Animal Crossing: New Horizons musings

There’s no point in reviewing the new Animal Crossing. You’re already playing it. Everyone on your friend list is playing it. You’re probably reading this on your phone while casually fishing. But I do have some random thoughts i’d like to share.

I’m really enjoying myself

Animal Crossing is as fun as ever. It’s gentle, inviting and the writing is great. It’s amazing how little dialogue it takes to make the other villagers seem like proper, living beings.

I love choosing an outfit and decorating my village. This is a game rife with Nintendo’s trademark charm.

It’s really addictive

Like, seriously addictive. I bought and installed Animal Crossing on launch day, 9 days ago. It’s currently my sixth most played Switch game. That means I must have played it for over 40 hours. In fact, I’d say it’s the most addictive Animal Crossing yet, and all because of Nook Miles and Island Visits.

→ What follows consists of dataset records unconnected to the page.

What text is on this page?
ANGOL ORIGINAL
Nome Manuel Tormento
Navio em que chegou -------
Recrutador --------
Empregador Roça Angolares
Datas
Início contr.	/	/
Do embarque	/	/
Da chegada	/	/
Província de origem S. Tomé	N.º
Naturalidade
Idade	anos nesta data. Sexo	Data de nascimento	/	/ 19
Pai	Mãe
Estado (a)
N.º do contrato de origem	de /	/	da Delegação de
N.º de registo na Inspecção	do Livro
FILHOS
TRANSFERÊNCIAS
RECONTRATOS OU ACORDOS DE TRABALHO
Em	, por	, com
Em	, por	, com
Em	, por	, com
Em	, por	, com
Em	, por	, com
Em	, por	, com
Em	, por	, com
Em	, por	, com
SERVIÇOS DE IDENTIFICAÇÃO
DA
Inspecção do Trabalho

Nook Miles are an in-game currency collected by performing small tasks. You might be awarded some for fishing, or chopping down trees and so they’re constantly being accumulated, ready to be blown on tickets.

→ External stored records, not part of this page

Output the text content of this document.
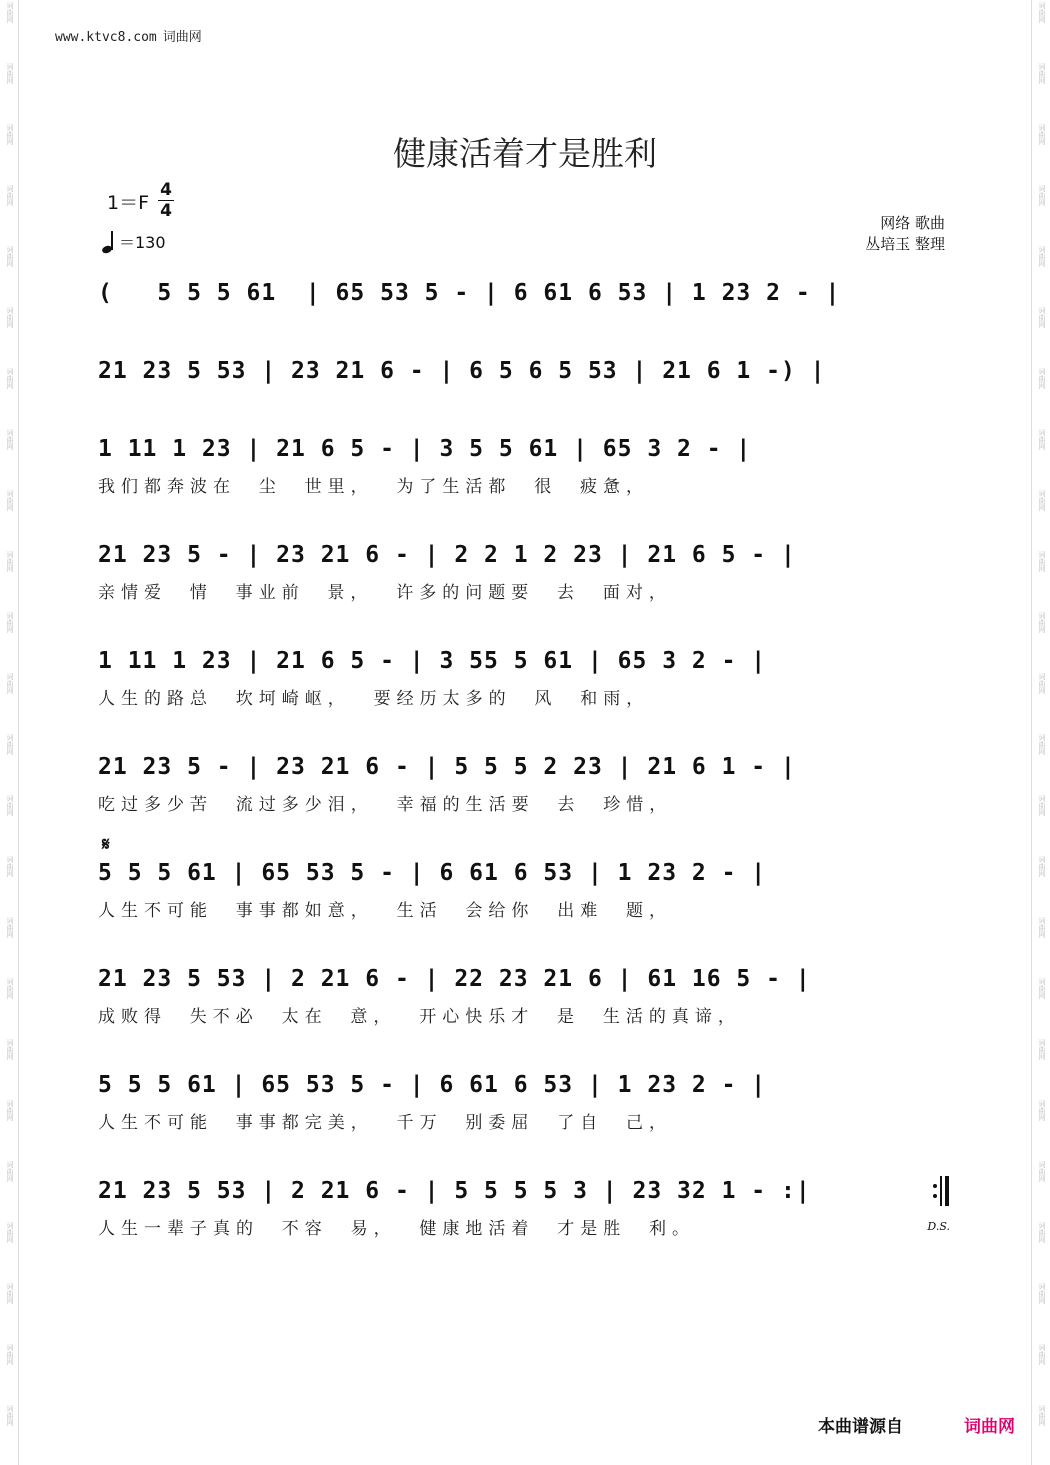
词曲网	词曲网
词曲网	词曲网
词曲网	词曲网
词曲网	词曲网
词曲网	词曲网
词曲网	词曲网
词曲网	词曲网
词曲网	词曲网
词曲网	词曲网
词曲网	词曲网
词曲网	词曲网
词曲网	词曲网
词曲网	词曲网
词曲网	词曲网
词曲网	词曲网
词曲网	词曲网
词曲网	词曲网
词曲网	词曲网
词曲网	词曲网
词曲网	词曲网
词曲网	词曲网
词曲网	词曲网
词曲网	词曲网
词曲网	词曲网
www.ktvc8.com 词曲网
健康活着才是胜利
1＝F
4
4
＝130
网络 歌曲
丛培玉 整理
𝄋
(   5 5 5 61  | 65 53 5 - | 6 61 6 53 | 1 23 2 - |
21 23 5 53 | 23 21 6 - | 6 5 6 5 53 | 21 6 1 -) |
1 11 1 23 | 21 6 5 - | 3 5 5 61 | 65 3 2 - |
我们都奔波在  尘  世里，  为了生活都  很  疲惫，
21 23 5 - | 23 21 6 - | 2 2 1 2 23 | 21 6 5 - |
亲情爱  情  事业前  景，  许多的问题要  去  面对，
1 11 1 23 | 21 6 5 - | 3 55 5 61 | 65 3 2 - |
人生的路总  坎坷崎岖，  要经历太多的  风  和雨，
21 23 5 - | 23 21 6 - | 5 5 5 2 23 | 21 6 1 - |
吃过多少苦  流过多少泪，  幸福的生活要  去  珍惜，
5 5 5 61 | 65 53 5 - | 6 61 6 53 | 1 23 2 - |
人生不可能  事事都如意，  生活  会给你  出难  题，
21 23 5 53 | 2 21 6 - | 22 23 21 6 | 61 16 5 - |
成败得  失不必  太在  意，  开心快乐才  是  生活的真谛，
5 5 5 61 | 65 53 5 - | 6 61 6 53 | 1 23 2 - |
人生不可能  事事都完美，  千万  别委屈  了自  己，
21 23 5 53 | 2 21 6 - | 5 5 5 5 3 | 23 32 1 - :|
人生一辈子真的  不容  易，  健康地活着  才是胜  利。	D.S.
本曲谱源自	词曲网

Tickets let you visit another island (as an aside, I don’t know if these are randomly generated or from a setlist, as I’ve seen some repeated island shapes). Once you arrive you can fish, chop trees and catch bugs. This means even if you exhaust your island of all of its resources, there’s always a way to acquire more.

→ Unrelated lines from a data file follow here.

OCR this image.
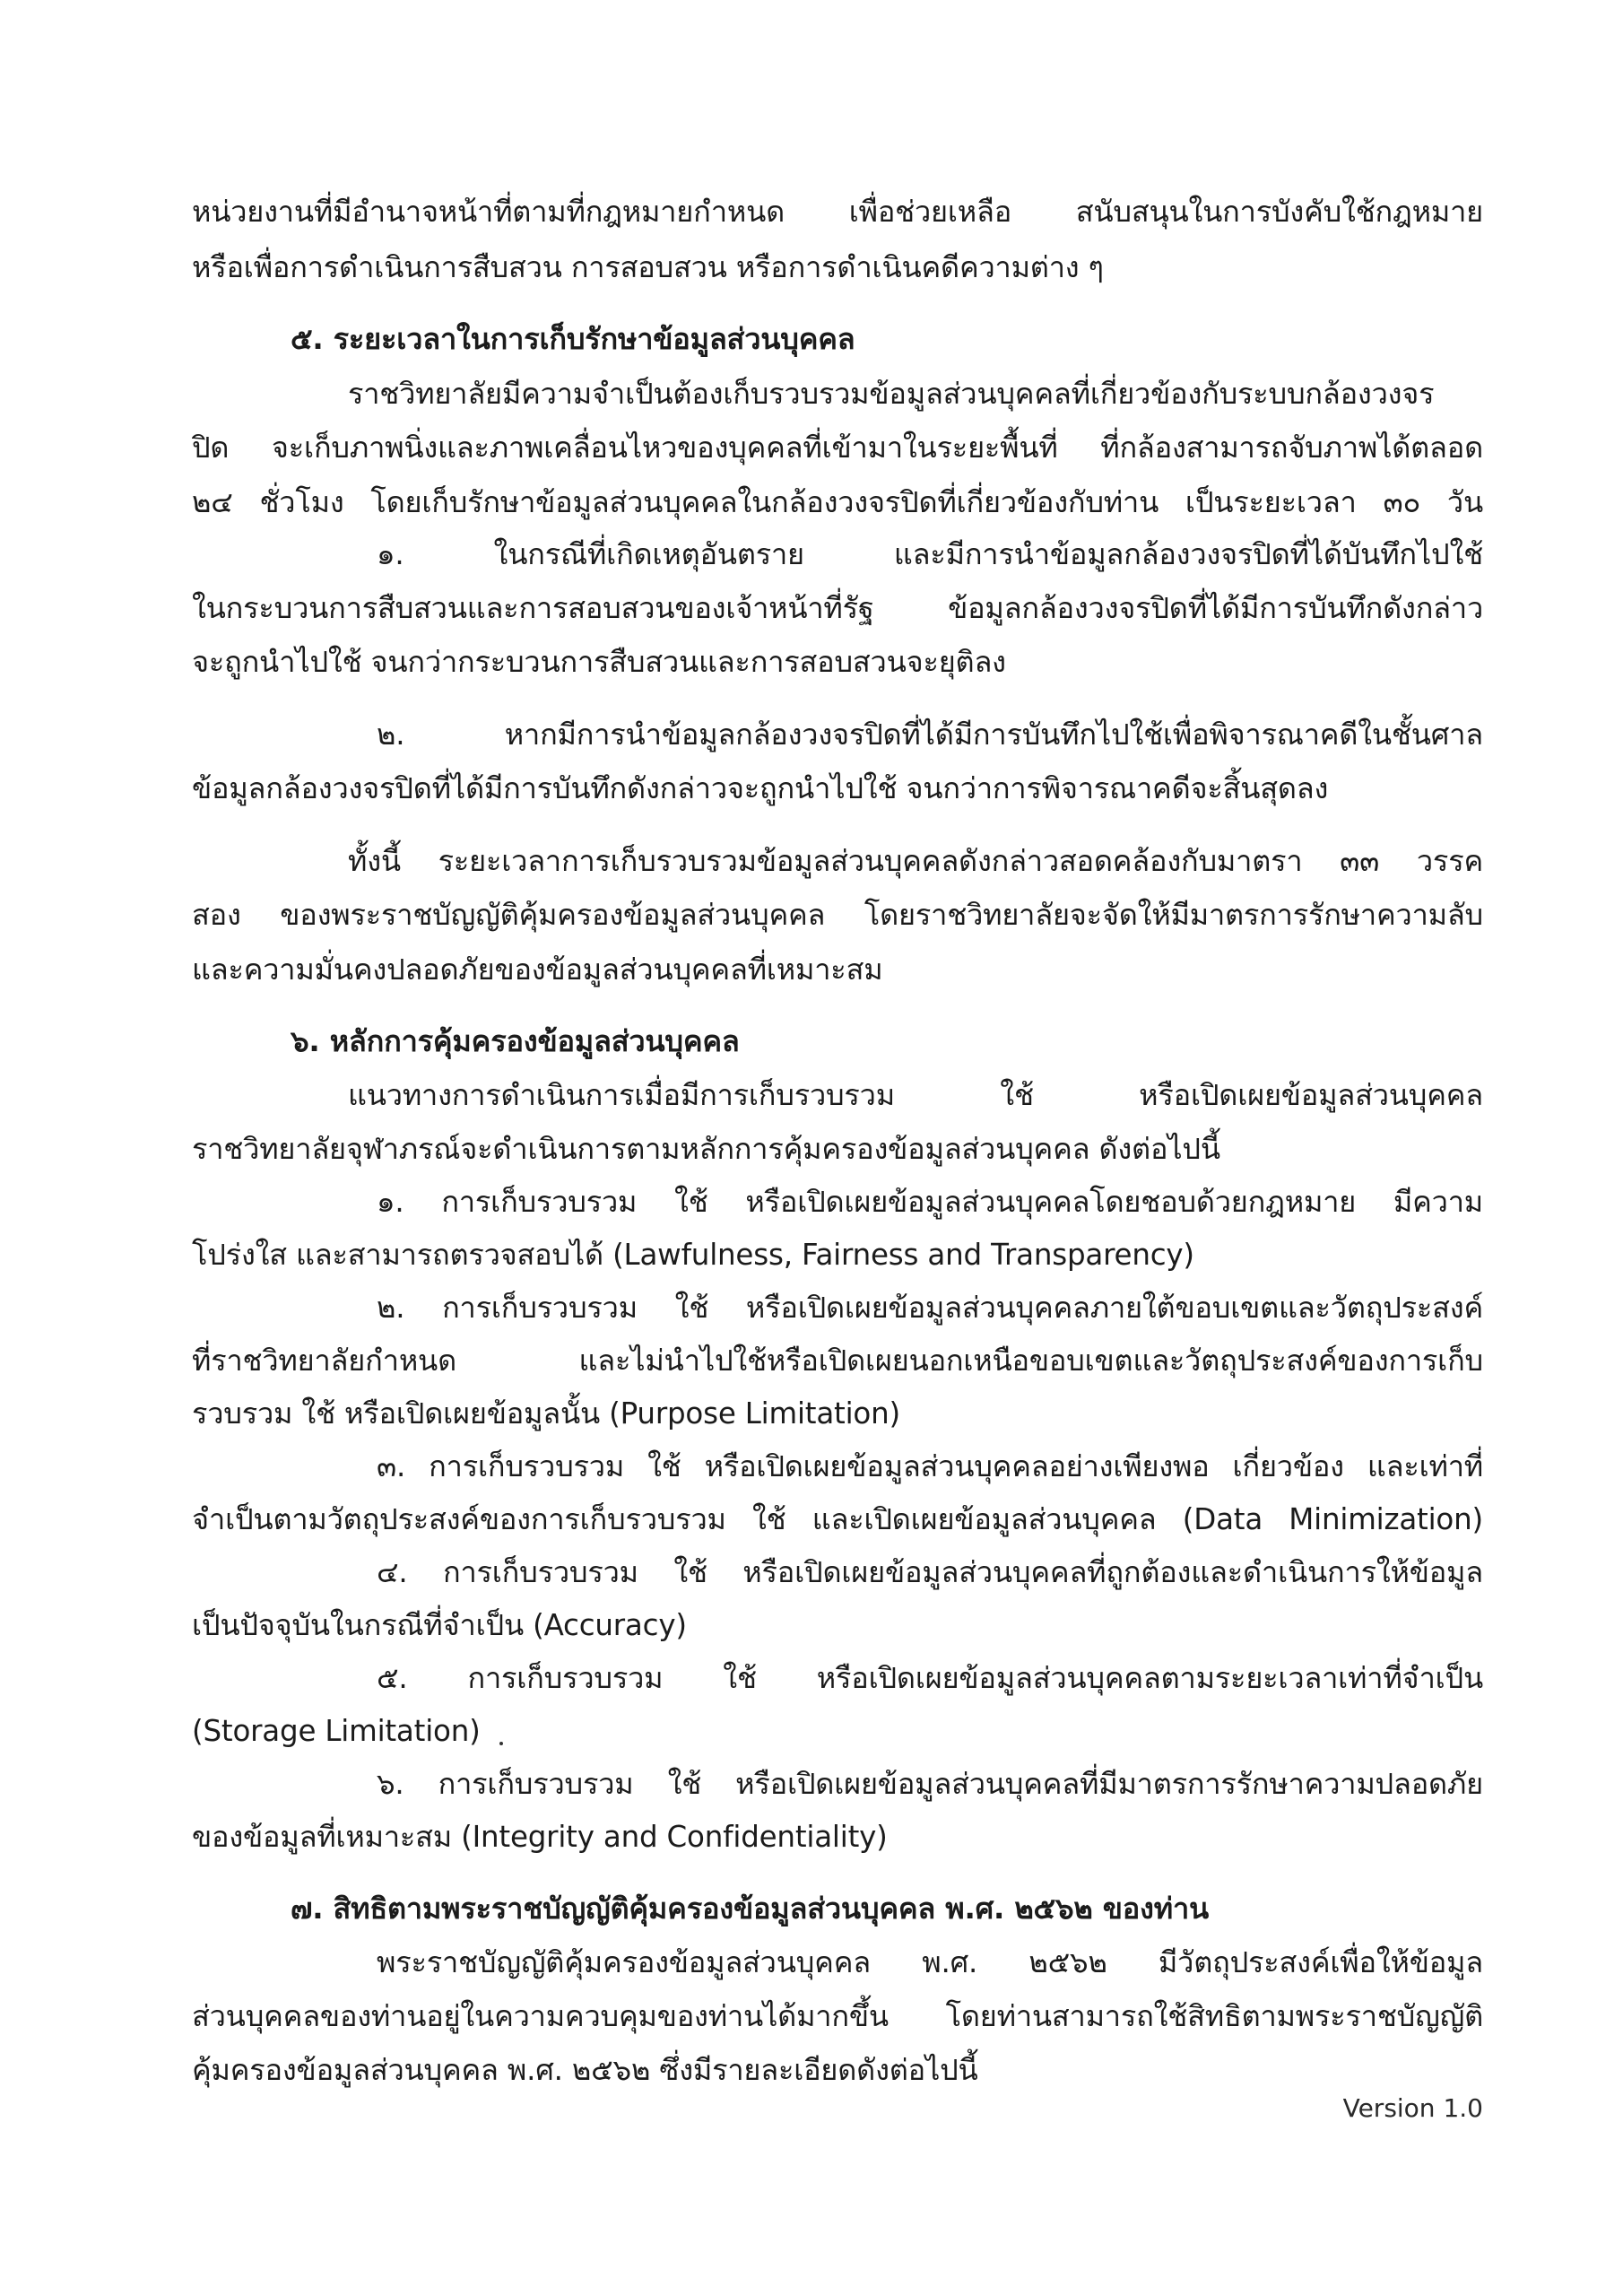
หน่วยงานที่มีอำนาจหน้าที่ตามที่กฎหมายกำหนด เพื่อช่วยเหลือ สนับสนุนในการบังคับใช้กฎหมาย
หรือเพื่อการดำเนินการสืบสวน การสอบสวน หรือการดำเนินคดีความต่าง ๆ
๕. ระยะเวลาในการเก็บรักษาข้อมูลส่วนบุคคล
ราชวิทยาลัยมีความจำเป็นต้องเก็บรวบรวมข้อมูลส่วนบุคคลที่เกี่ยวข้องกับระบบกล้องวงจร
ปิด จะเก็บภาพนิ่งและภาพเคลื่อนไหวของบุคคลที่เข้ามาในระยะพื้นที่ ที่กล้องสามารถจับภาพได้ตลอด
๒๔ ชั่วโมง โดยเก็บรักษาข้อมูลส่วนบุคคลในกล้องวงจรปิดที่เกี่ยวข้องกับท่าน เป็นระยะเวลา ๓๐ วัน
๑. ในกรณีที่เกิดเหตุอันตราย และมีการนำข้อมูลกล้องวงจรปิดที่ได้บันทึกไปใช้
ในกระบวนการสืบสวนและการสอบสวนของเจ้าหน้าที่รัฐ ข้อมูลกล้องวงจรปิดที่ได้มีการบันทึกดังกล่าว
จะถูกนำไปใช้ จนกว่ากระบวนการสืบสวนและการสอบสวนจะยุติลง
๒. หากมีการนำข้อมูลกล้องวงจรปิดที่ได้มีการบันทึกไปใช้เพื่อพิจารณาคดีในชั้นศาล
ข้อมูลกล้องวงจรปิดที่ได้มีการบันทึกดังกล่าวจะถูกนำไปใช้ จนกว่าการพิจารณาคดีจะสิ้นสุดลง
ทั้งนี้ ระยะเวลาการเก็บรวบรวมข้อมูลส่วนบุคคลดังกล่าวสอดคล้องกับมาตรา ๓๓ วรรค
สอง ของพระราชบัญญัติคุ้มครองข้อมูลส่วนบุคคล โดยราชวิทยาลัยจะจัดให้มีมาตรการรักษาความลับ
และความมั่นคงปลอดภัยของข้อมูลส่วนบุคคลที่เหมาะสม
๖. หลักการคุ้มครองข้อมูลส่วนบุคคล
แนวทางการดำเนินการเมื่อมีการเก็บรวบรวม ใช้ หรือเปิดเผยข้อมูลส่วนบุคคล
ราชวิทยาลัยจุฬาภรณ์จะดำเนินการตามหลักการคุ้มครองข้อมูลส่วนบุคคล ดังต่อไปนี้
๑. การเก็บรวบรวม ใช้ หรือเปิดเผยข้อมูลส่วนบุคคลโดยชอบด้วยกฎหมาย มีความ
โปร่งใส และสามารถตรวจสอบได้ (Lawfulness, Fairness and Transparency)
๒. การเก็บรวบรวม ใช้ หรือเปิดเผยข้อมูลส่วนบุคคลภายใต้ขอบเขตและวัตถุประสงค์
ที่ราชวิทยาลัยกำหนด และไม่นำไปใช้หรือเปิดเผยนอกเหนือขอบเขตและวัตถุประสงค์ของการเก็บ
รวบรวม ใช้ หรือเปิดเผยข้อมูลนั้น (Purpose Limitation)
๓. การเก็บรวบรวม ใช้ หรือเปิดเผยข้อมูลส่วนบุคคลอย่างเพียงพอ เกี่ยวข้อง และเท่าที่
จำเป็นตามวัตถุประสงค์ของการเก็บรวบรวม ใช้ และเปิดเผยข้อมูลส่วนบุคคล (Data Minimization)
๔. การเก็บรวบรวม ใช้ หรือเปิดเผยข้อมูลส่วนบุคคลที่ถูกต้องและดำเนินการให้ข้อมูล
เป็นปัจจุบันในกรณีที่จำเป็น (Accuracy)
๕. การเก็บรวบรวม ใช้ หรือเปิดเผยข้อมูลส่วนบุคคลตามระยะเวลาเท่าที่จำเป็น
(Storage Limitation)
๖. การเก็บรวบรวม ใช้ หรือเปิดเผยข้อมูลส่วนบุคคลที่มีมาตรการรักษาความปลอดภัย
ของข้อมูลที่เหมาะสม (Integrity and Confidentiality)
๗. สิทธิตามพระราชบัญญัติคุ้มครองข้อมูลส่วนบุคคล พ.ศ. ๒๕๖๒ ของท่าน
พระราชบัญญัติคุ้มครองข้อมูลส่วนบุคคล พ.ศ. ๒๕๖๒ มีวัตถุประสงค์เพื่อให้ข้อมูล
ส่วนบุคคลของท่านอยู่ในความควบคุมของท่านได้มากขึ้น โดยท่านสามารถใช้สิทธิตามพระราชบัญญัติ
คุ้มครองข้อมูลส่วนบุคคล พ.ศ. ๒๕๖๒ ซึ่งมีรายละเอียดดังต่อไปนี้
Version 1.0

And of course, when you chop trees and catch bugs and fish you’re awarded more Nook Miles, which you can spend on more tickets. Because there’s always just 15 more minutes you can spend chopping wood or fishing, you’re never too far away from having enough to take another trip.

Slowing things down speeds things up

New Horizons tries to slow everything down by making you wait a day to erect new buildings.

This doesn’t help at all. In fact, it compels me to sink even more hours in. Let me explain.

Yesterday I built a bridge. It needs 228,000 bells to fund its construction. Now I could have easily collected this money over a long period of time. However, only one bridge can be built at a time, so the longer the bridge is under construction for, the longer there’s a block on all other building. I felt compelled to collect that money the same day.

Yes, it took a while.

It reminds me of Zelda: Breath of the Wild

OK. Hear me out. Sure, Breath of the Wild was an adventure game, but what had everyone talking were the secrets and shortcuts. The hidden locations or the things you could do that were left to self-discovery, like attaching balloons to objects to make them float. It really took me back to the school playground, talking about gaming myths in hushed breaths. Did you know that you could do THAT?! Animal Crossing has the exact same thing.

It may seem like a simple game on the surface, but there’s tons of detail hidden underneath. The other day my friend told me that two random trees a day on your island produce furniture if you shake them. Is that true? I have no idea! These mysteries are all part of the fun.